Alation Cloud Service Applies to Alation Cloud Service instances of Alation

Data profiling allows you to analyze the characteristics, distributions, and quality of your data directly within the check configuration process. Profiling helps you understand your data before setting appropriate thresholds and validation rules.

Note

Service account credentials for the data source are used to run data profiling.

When setting up a check, you can profile selected tables or specific columns. The profiling results provide key insights, including:

  • Distribution statistics

  • Data type patterns

  • Null value percentages

  • Uniqueness metrics

  • Value ranges

Using this information, you can configure more effective and accurate data quality checks.

Run Profiling on Data

You can profile data when you create a monitor during column selection and configuring checks.

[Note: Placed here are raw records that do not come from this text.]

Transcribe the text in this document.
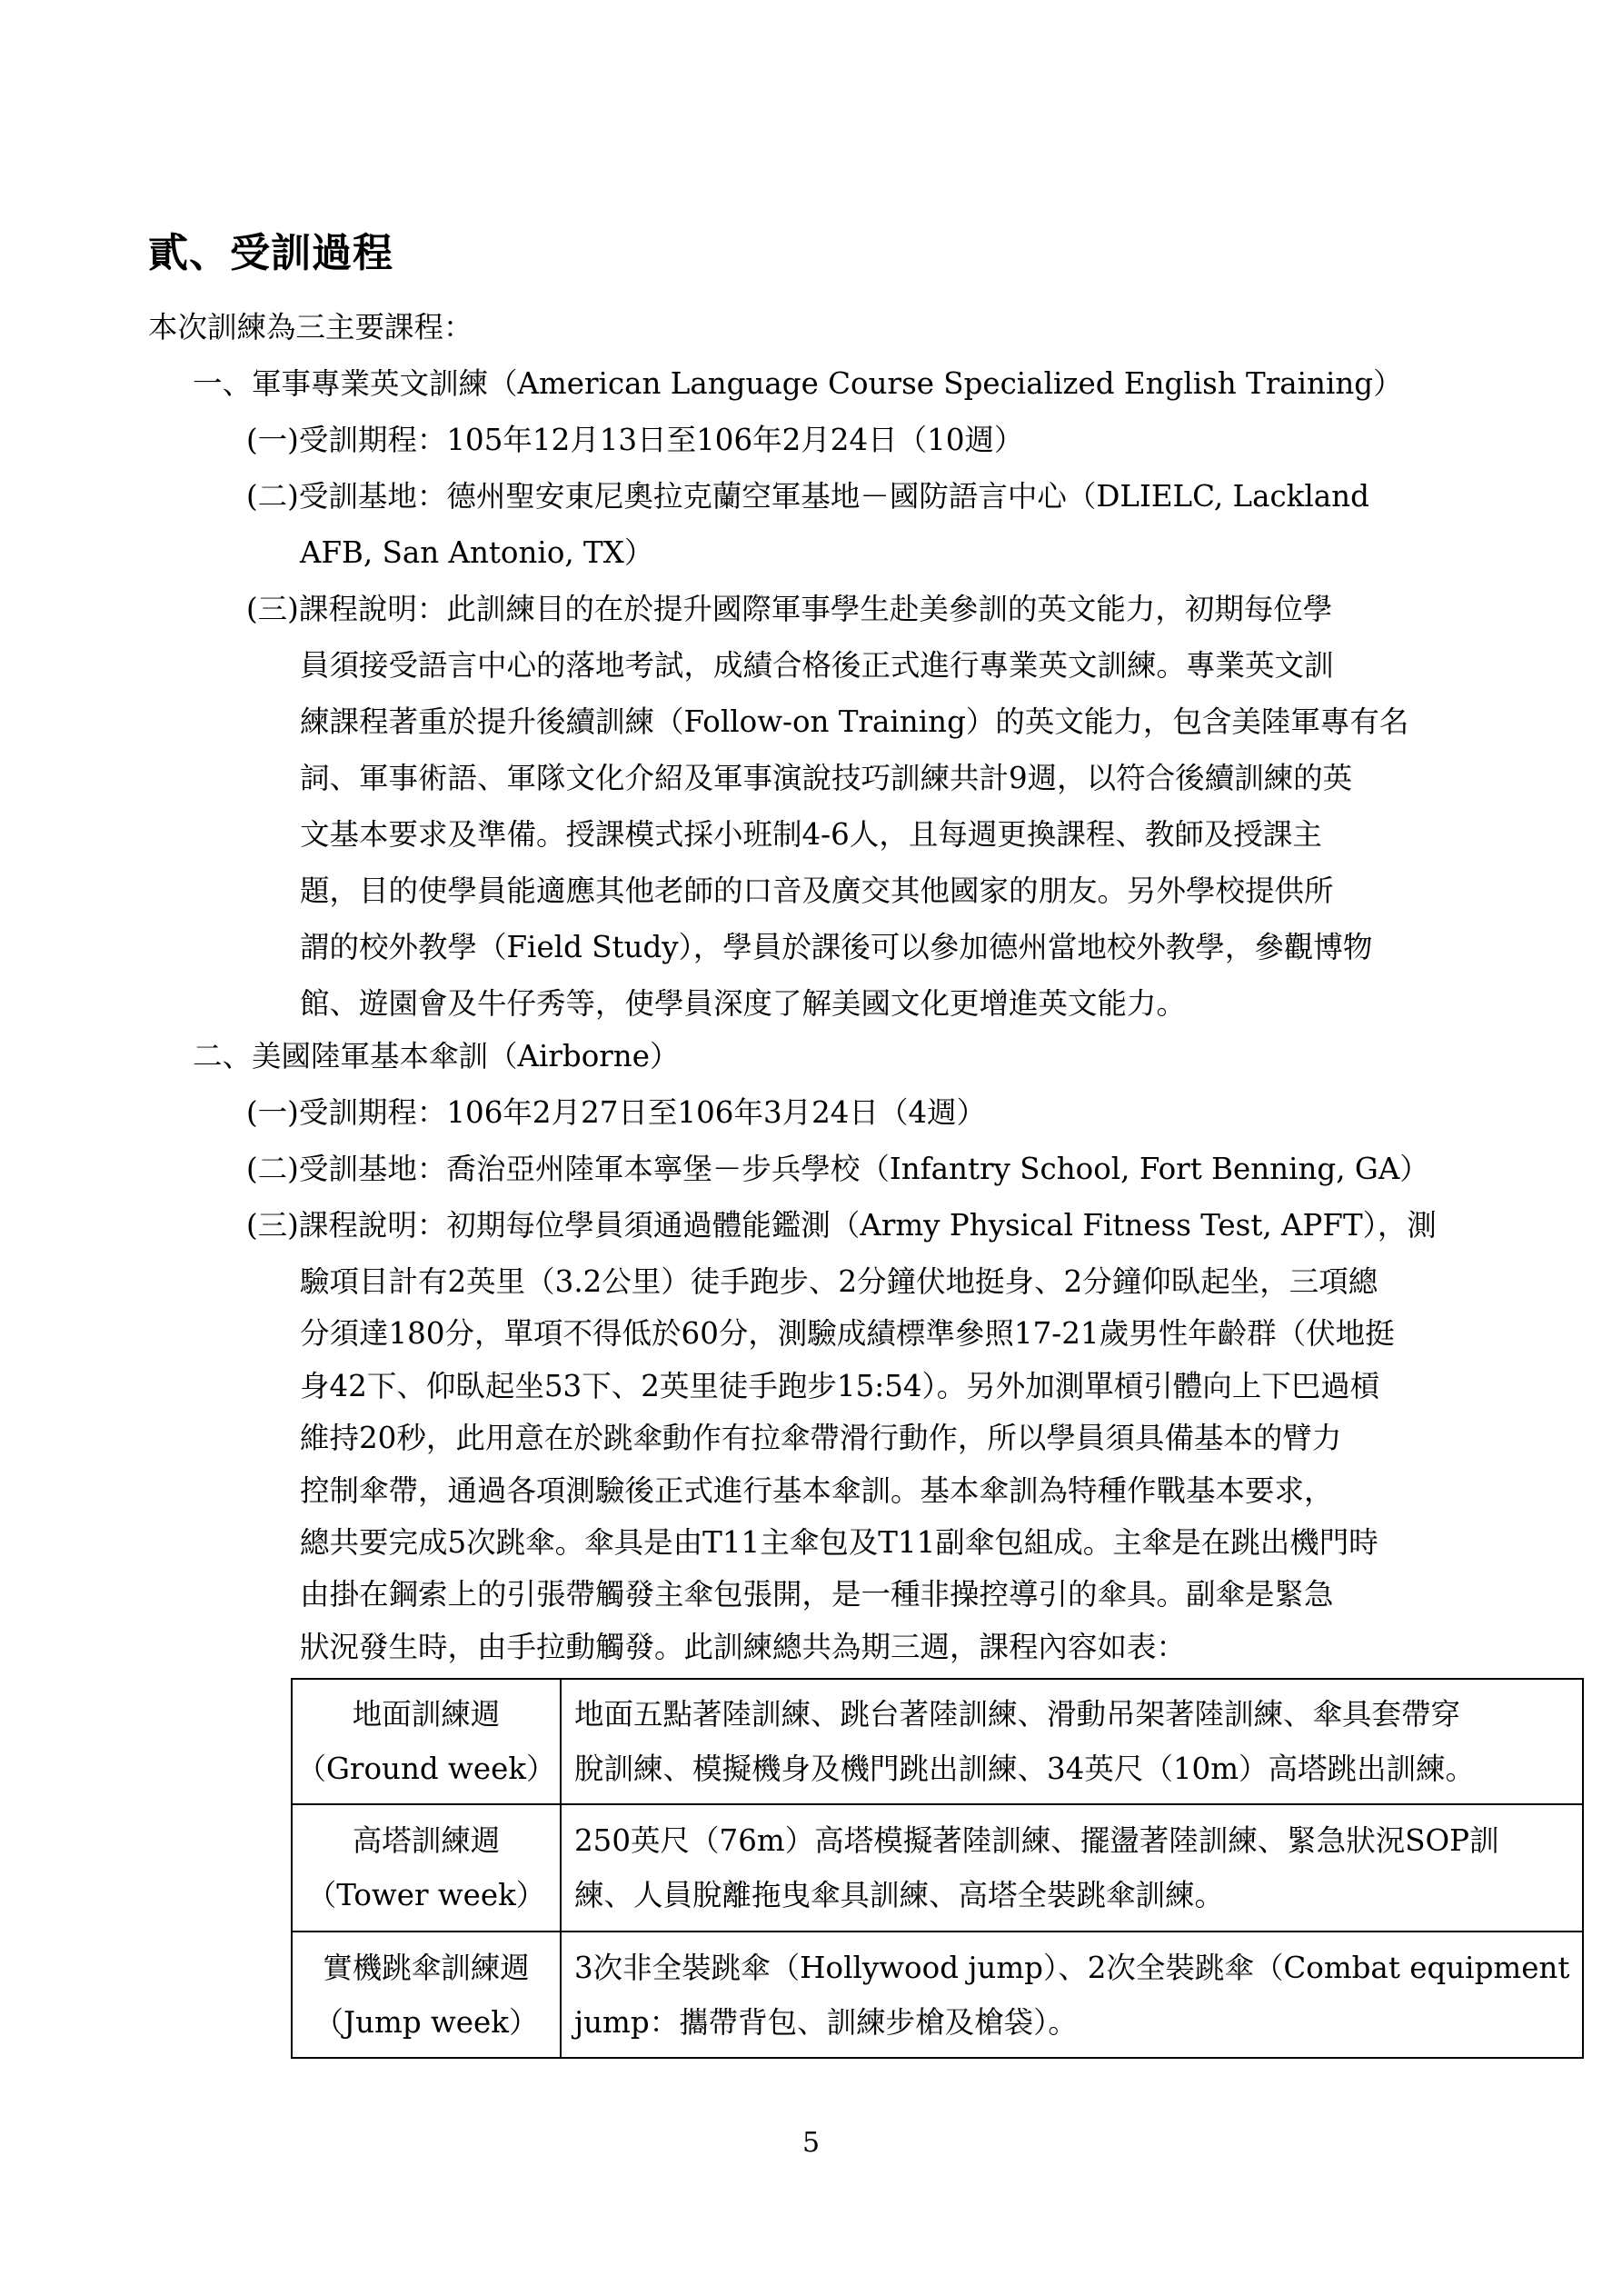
貳、受訓過程
本次訓練為三主要課程：
一、軍事專業英文訓練（American Language Course Specialized English Training）
(一)受訓期程：105年12月13日至106年2月24日（10週）
(二)受訓基地：德州聖安東尼奧拉克蘭空軍基地－國防語言中心（DLIELC, Lackland
AFB, San Antonio, TX）
(三)課程說明：此訓練目的在於提升國際軍事學生赴美參訓的英文能力，初期每位學
員須接受語言中心的落地考試，成績合格後正式進行專業英文訓練。專業英文訓
練課程著重於提升後續訓練（Follow-on Training）的英文能力，包含美陸軍專有名
詞、軍事術語、軍隊文化介紹及軍事演說技巧訓練共計9週，以符合後續訓練的英
文基本要求及準備。授課模式採小班制4-6人，且每週更換課程、教師及授課主
題，目的使學員能適應其他老師的口音及廣交其他國家的朋友。另外學校提供所
謂的校外教學（Field Study），學員於課後可以參加德州當地校外教學，參觀博物
館、遊園會及牛仔秀等，使學員深度了解美國文化更增進英文能力。
二、美國陸軍基本傘訓（Airborne）
(一)受訓期程：106年2月27日至106年3月24日（4週）
(二)受訓基地：喬治亞州陸軍本寧堡－步兵學校（Infantry School, Fort Benning, GA）
(三)課程說明：初期每位學員須通過體能鑑測（Army Physical Fitness Test, APFT），測
驗項目計有2英里（3.2公里）徒手跑步、2分鐘伏地挺身、2分鐘仰臥起坐，三項總
分須達180分，單項不得低於60分，測驗成績標準參照17-21歲男性年齡群（伏地挺
身42下、仰臥起坐53下、2英里徒手跑步15:54）。另外加測單槓引體向上下巴過槓
維持20秒，此用意在於跳傘動作有拉傘帶滑行動作，所以學員須具備基本的臂力
控制傘帶，通過各項測驗後正式進行基本傘訓。基本傘訓為特種作戰基本要求，
總共要完成5次跳傘。傘具是由T11主傘包及T11副傘包組成。主傘是在跳出機門時
由掛在鋼索上的引張帶觸發主傘包張開，是一種非操控導引的傘具。副傘是緊急
狀況發生時，由手拉動觸發。此訓練總共為期三週，課程內容如表：
地面訓練週
（Ground week）	地面五點著陸訓練、跳台著陸訓練、滑動吊架著陸訓練、傘具套帶穿
脫訓練、模擬機身及機門跳出訓練、34英尺（10m）高塔跳出訓練。

高塔訓練週
（Tower week）	250英尺（76m）高塔模擬著陸訓練、擺盪著陸訓練、緊急狀況SOP訓
練、人員脫離拖曳傘具訓練、高塔全裝跳傘訓練。

實機跳傘訓練週
（Jump week）	3次非全裝跳傘（Hollywood jump）、2次全裝跳傘（Combat equipment
jump：攜帶背包、訓練步槍及槍袋）。
5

This is an optional step during the monitor creation and is available for you to analyze the characteristics of the data. For more information, see Add a Monitor. You can also run data profiling after the monitor creation through Monitors tab. For more information, see Manage a Monitor.

  1. During monitor setup and column selection, click Run Profile to use data profiling feature.

  2. In Run Profile section, select a profiling depth:

    • Quick Profile (Shallow): Offers rapid insights by profiling a representative sample of 10,000 rows, minimizing processing overhead.

    • Full Profile (Deep): Provides the most complete assessment of data quality by conducting a comprehensive scan across all rows in the table.

  3. You can either select Profile All Tables or Select Specific Tables to run data profiling.

  4. Click Profile Data.

  5. When data profiling completes, you can view the following:

    • Depending upon the column attributes fields could be: Duplicate Count, Null Count, Null Percentage, Total Rows, Unique Count, Unique Percentage, Average Length, Maximum Length, Minimum Length, Average Seconds Delta, Max Date, Min Date, and so on.

    • Active checks: Displays the type of checks, check definition, status, and its last run details.